– Но предъявлять её не рискнули, – закончил за комиссара журналист. – Полицию обвинили бы в фабрикации улик, и первой возмутилась бы вдова. И всё же соотечественники Гарсии имеют на эту стекляшку все права.
– Ещё бы, – сказал, будто выстрелил, Бонне, и журналист понял, что басконские шайки осведомлены об «Оке василиска» и Гарсии не меньше, чем он.
– Замечательная наливка, комиссар. К сожалению, мне пора. Статья должна опередить судебные отчёты, так что читайте завтрашний «Бинокль»… Да, вот ещё… Вне всякого сомнения, вас навещают сослуживцы. Не случалось ли в последние недели чего-нибудь мелкого, но смачного? Задавленной собаки с легитимистской кличкой или рухнувшего на моего коллегу фикуса?
Жоли был в кабинете патрона – играл в бильбоке и ждал Русселя с новостями из верхней палаты: Маршáн, председатель партии радикалов и главный соперник премьера, намеревался сделать запрос министерству финансов. При виде подчинённого Жоли насторожённо сощурился.
– Бонне болен начальственным страхом, – объявил с порога Дюфур, – но я его разговорил.
– Надеюсь, ты не собираешься объяснять публике, что пресловутый Гарсия – банальный вор?
– С этим мы опоздали. – Поль проследил глазами за шаром. За пулей проследить не успеешь; впрочем, басконцы всё ещё предпочитают ножи. – Я не собираюсь ничего объяснять, я собираюсь пугать.
– Читатель любит бояться, – Жоли аккуратно отложил бильбоке, – особенно за обедом. Сейчас его потчуют имперским реваншем. Спасти Республику от воскресающего монстра, само собой, должен Маршан. Из премьерского кресла. Ты бросил курить?

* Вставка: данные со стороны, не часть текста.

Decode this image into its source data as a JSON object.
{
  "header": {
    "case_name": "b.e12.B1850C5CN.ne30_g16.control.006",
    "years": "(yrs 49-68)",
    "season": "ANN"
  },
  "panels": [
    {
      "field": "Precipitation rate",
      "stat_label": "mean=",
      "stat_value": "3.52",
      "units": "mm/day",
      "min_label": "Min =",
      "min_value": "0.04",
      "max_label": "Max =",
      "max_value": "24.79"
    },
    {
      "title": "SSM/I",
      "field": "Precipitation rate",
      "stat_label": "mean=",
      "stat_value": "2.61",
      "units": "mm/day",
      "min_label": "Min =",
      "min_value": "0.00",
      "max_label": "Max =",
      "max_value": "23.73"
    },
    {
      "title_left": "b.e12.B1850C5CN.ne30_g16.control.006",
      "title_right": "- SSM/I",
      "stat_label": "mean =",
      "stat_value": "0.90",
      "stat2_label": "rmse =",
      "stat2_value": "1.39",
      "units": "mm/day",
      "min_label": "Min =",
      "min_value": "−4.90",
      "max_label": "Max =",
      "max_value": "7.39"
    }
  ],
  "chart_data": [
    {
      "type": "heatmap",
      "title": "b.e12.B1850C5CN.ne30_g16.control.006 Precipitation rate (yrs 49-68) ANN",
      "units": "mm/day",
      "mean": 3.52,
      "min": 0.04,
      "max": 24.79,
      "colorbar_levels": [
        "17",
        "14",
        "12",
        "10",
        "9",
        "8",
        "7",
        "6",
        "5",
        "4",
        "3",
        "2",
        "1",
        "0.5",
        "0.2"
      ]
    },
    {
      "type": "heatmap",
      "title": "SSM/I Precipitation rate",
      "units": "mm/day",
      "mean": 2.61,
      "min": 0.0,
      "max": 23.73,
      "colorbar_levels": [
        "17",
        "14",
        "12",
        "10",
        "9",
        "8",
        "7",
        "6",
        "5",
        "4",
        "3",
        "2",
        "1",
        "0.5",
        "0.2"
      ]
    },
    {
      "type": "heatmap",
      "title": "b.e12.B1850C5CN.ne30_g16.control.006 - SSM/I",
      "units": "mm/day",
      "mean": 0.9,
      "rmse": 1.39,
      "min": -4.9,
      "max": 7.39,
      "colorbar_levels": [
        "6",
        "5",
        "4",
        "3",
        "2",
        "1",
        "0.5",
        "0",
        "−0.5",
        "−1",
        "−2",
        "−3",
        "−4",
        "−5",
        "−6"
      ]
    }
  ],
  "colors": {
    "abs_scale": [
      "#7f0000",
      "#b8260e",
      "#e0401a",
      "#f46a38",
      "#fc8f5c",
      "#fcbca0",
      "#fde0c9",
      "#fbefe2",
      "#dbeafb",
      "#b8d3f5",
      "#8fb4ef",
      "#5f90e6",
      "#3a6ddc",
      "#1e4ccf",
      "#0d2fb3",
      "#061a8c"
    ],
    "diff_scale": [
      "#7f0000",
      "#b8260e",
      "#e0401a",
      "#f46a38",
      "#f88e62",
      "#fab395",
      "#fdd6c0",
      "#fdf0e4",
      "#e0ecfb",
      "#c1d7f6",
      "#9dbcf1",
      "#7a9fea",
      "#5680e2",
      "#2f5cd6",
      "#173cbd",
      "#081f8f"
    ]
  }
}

– Нет. – Поль с удовольствием вытащил портсигар. – Я отказываюсь отдавать место в завтрашнем номере Бланшару, но Аксум с Хабашем в самом деле терпят, и их теперь придётся править. Сдаём по-прежнему в десять?
– Да.
– К девяти фельетон будет у вас. Если патрон не одобрит, отнесу в «Оракул».
– Ты взялся за чертовщину?
– Тысяча чертей, как говорят в романах старые вояки, должен же кто-то за неё взяться! Пугать мёртвым императором надо элегантно. Я проглядел «Планету» и «Мнение». Пытки, похищения, коррупция, разврат, уничтожение соратников, иностранных подданных и нашего брата-щелкопёра… Никакого вкуса.
– Месье Жоли. – В проёме двери возникла фигура в узком фраке. Руссель. – Маршан сделал запрос. Всё, как я и говорил: ещё не бомба, но уже скандал…
– Заходи. Дюфур, фельетон нужен к девяти. Что-то ещё?
– Катрены…
– Посмотри на окне в репортёрской.
Регулярно выручавший редакцию томик знаменитого астролога и прорицателя лежал поверх внушительной газетной кучи, его страницы были влажными и пахли пивом. Прихватив заодно позабытое Бланшаром оперное либретто, Поль отправился в швейцарскую за Библией и старой «Жизнью». Папаша Леру был человеком богобоязненным и растапливал плиту только радикальными газетами. Вернувшись в кабинет во всеоружии, Дюфур скромно уселся возле обожжённого сигарами и папиросами столика. Занятые скандальным запросом Жоли с Русселем даже не повернулись. На часах было три и три четверти. Поль закурил и развернул номер месячной давности. В глаза бросились портреты: в самом деле напоминавший репортёра Гарсия и знаменитый писатель, взявший крушителя бюстов под своё могучее крыло.
«Я желаю знать», – гласил заголовок статьи, под которой красовалась известная всей читающей публике подпись. Поль пробежал статью глазами – написано было отменно, но вытаптывать чужие цветы всегда проще, чем сажать собственные. Великий литератор Пишáн желал знать, скромный журналист Дюфур, достав блокнот, злорадно вывел: «
Глава 2
Летом в Старых Клёнах, имении маркизов де Мариньи, бывало прелестно; недаром один из старейших друзей дома, господин не чуждый поэзии и даже издававшийся за собственный счёт, едва ли не в каждый свой визит повторял, что окружённая рощами усадьба являет собой пристанище бежавших от цивилизации нимф и дриад. Затем поэт целовал руку хозяйки и лобик её дочери Эжени. Миниатюрная блондинка с точёным носиком и широко расставленными ясно-голубыми глазами и в самом деле могла показаться лесной нимфой, одевшейся по последней моде и потому несколько растерянной. Любимица родителей, Эжени с детства привыкла к восхищению и умилению, но это не сделало её ни капризной, ни самоуверенной, а пришедшая в конце весны любовь повергла девушку в смятение.